Russia is expected to produce 10.4 mmb/d in 2022, about 10% of global supply. However, the bulk of its output occurs in Siberia and the Volga region in southeastern Russia, far from Ukraine, where there is no proximate production. As such, a substantial impact on producing assets from military action is very unlikely. However, some Russian crude oil export routes do run through Ukraine and the bordering Black Sea and could theoretically be disrupted. Russia exports about 2.0 mmb/d of oil through the Black Sea, primarily through its own ports in Novorossiysk, and a further 1.4 mmb/d is shipped on the Druzhba pipeline to refineries in Eastern and Central Europe. While disruption in the Black Sea is unlikely, pipeline flows are at greater risk. However, the bulk of shipments to Europe arrive on the northern leg of the Druzhba pipeline, which goes through Belarus, bypassing Ukraine. The southern leg of this pipeline only ships about 250 mb/d, which is relatively trivial and limits the potential for disruption. Besides, these flows would most likely get rerouted through other pipelines, serving Europe further north or toward eastern pipelines serving Asian markets, while waterborne exports could be routed through the Baltic Sea. The rerouting of flows would damp any impact on prices.
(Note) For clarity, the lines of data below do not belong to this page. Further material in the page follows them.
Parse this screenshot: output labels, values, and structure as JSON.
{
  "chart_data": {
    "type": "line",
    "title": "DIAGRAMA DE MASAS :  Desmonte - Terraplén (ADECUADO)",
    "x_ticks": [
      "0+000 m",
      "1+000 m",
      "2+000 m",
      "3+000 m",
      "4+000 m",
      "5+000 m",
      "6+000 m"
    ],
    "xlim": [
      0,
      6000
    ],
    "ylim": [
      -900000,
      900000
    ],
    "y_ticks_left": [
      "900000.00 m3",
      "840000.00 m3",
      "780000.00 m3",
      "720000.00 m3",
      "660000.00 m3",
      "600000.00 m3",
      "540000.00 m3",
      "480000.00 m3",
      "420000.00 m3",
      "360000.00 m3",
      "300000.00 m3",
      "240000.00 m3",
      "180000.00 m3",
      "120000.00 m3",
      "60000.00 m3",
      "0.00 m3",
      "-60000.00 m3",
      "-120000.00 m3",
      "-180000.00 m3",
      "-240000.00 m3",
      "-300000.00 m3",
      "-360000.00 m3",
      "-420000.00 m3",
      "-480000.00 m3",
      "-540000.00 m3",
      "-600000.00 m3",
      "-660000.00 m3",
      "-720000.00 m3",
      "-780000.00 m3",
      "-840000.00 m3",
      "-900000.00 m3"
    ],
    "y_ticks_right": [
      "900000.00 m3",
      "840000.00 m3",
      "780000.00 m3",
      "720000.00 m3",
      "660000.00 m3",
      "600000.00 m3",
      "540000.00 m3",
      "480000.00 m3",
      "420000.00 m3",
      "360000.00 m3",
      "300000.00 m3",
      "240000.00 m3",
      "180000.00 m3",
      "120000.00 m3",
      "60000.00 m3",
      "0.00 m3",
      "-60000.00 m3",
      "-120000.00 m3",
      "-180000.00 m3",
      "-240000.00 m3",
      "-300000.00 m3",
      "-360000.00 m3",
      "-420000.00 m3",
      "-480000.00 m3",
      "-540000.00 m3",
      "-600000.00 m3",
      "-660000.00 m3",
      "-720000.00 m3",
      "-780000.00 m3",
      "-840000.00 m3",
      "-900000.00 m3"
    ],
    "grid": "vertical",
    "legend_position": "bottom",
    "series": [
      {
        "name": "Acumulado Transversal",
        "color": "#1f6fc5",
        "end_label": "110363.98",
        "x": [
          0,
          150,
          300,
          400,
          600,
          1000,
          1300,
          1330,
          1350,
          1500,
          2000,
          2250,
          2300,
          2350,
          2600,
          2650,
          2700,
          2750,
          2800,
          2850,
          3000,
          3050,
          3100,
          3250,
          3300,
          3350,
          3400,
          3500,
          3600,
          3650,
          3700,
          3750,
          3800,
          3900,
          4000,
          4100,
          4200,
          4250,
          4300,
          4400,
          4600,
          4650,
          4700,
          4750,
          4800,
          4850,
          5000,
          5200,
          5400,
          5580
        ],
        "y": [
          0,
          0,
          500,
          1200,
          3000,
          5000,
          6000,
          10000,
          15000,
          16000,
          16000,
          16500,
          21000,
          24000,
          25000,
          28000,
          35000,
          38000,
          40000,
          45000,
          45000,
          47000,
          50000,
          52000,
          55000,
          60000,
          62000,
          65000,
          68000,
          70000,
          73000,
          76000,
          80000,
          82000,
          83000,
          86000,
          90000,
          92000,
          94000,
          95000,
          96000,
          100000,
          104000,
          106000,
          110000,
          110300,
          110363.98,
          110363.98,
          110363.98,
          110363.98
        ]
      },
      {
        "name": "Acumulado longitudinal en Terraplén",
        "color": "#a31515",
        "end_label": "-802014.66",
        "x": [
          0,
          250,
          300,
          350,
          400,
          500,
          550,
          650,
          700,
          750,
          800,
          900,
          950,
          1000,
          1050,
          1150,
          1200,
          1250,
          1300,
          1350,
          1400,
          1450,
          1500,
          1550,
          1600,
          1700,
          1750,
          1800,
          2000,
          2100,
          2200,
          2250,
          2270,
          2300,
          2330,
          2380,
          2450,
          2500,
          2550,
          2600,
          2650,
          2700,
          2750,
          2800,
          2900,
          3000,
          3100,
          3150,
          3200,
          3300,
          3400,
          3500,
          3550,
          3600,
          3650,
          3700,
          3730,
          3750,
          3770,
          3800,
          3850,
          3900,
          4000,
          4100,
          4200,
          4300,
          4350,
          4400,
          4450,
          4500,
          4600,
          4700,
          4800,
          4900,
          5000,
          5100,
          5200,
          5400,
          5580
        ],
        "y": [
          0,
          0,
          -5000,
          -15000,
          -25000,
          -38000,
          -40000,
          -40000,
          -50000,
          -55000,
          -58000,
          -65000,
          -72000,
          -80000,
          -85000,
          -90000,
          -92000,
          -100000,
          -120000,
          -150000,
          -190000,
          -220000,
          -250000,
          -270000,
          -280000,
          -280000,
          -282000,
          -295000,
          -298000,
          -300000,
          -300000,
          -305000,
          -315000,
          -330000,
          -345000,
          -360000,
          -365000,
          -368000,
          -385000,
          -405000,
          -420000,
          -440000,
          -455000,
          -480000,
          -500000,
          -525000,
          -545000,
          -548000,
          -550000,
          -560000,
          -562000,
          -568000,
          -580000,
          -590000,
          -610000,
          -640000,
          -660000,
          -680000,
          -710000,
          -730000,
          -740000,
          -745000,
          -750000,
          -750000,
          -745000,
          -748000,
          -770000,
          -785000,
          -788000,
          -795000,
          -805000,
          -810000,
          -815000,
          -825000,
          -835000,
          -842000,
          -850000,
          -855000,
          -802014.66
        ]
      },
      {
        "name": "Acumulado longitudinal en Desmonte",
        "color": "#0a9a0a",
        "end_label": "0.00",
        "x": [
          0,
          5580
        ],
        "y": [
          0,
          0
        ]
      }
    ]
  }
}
We believe Ukraine tensions are one of the supporting drivers of the sharp rally in oil prices in the past couple of months, even though fundamentally we see only a modest threat to supply. The market is assigning a higher risk premium, which suggests investors see more scope for disruption than we do or are generally worried about rising uncertainty amid geopolitical tensions. Either way, this risk premium will probably increase further if the situation escalates, and that translates to a spell of even higher prices. However, such prices won’t be sustained unless volumes are meaningfully affected.
The risk premium can be defined as the difference between marginal cost and market, with the latter incorporating above-ground risks (not strictly production-related) that marginal cost calculations do not. Rystad pegs marginal costs at $65 a barrel for Brent (slightly higher than our own estimate of $60/barrel). On that basis, the Feb. 2 price of $89/barrel implies a risk premium of 35%, well above the 8% average during 2008-21 but lower than the 50% that was the norm for several years after the Arab Spring (2011-14). In that period, regime change in Libya coincided with the loss of 1 mmb/d of supply, pushing prices over $100/barrel.
Historically, events that have had a significant and durable effect on prices have also been associated with tangible supply or demand shocks; supply-related examples include the 1973 Arab embargo, the 1990 Iraq invasion of Kuwait, and the 2002 Venezuelan oil strike. Other proxies for the current situation that did not affect supply, like the 2008 Russian invasion of Georgia or the 2014 annexing of Crimea, did not affect global oil prices much in the end. As we do not anticipate any material disruptions in this case, much less 1 mmb/d, we think a 50% risk premium is unwarranted. Market jitters could still push the risk premium to that level temporarily in the runup to an invasion, but this would be short-lived as long as supply remains unaffected.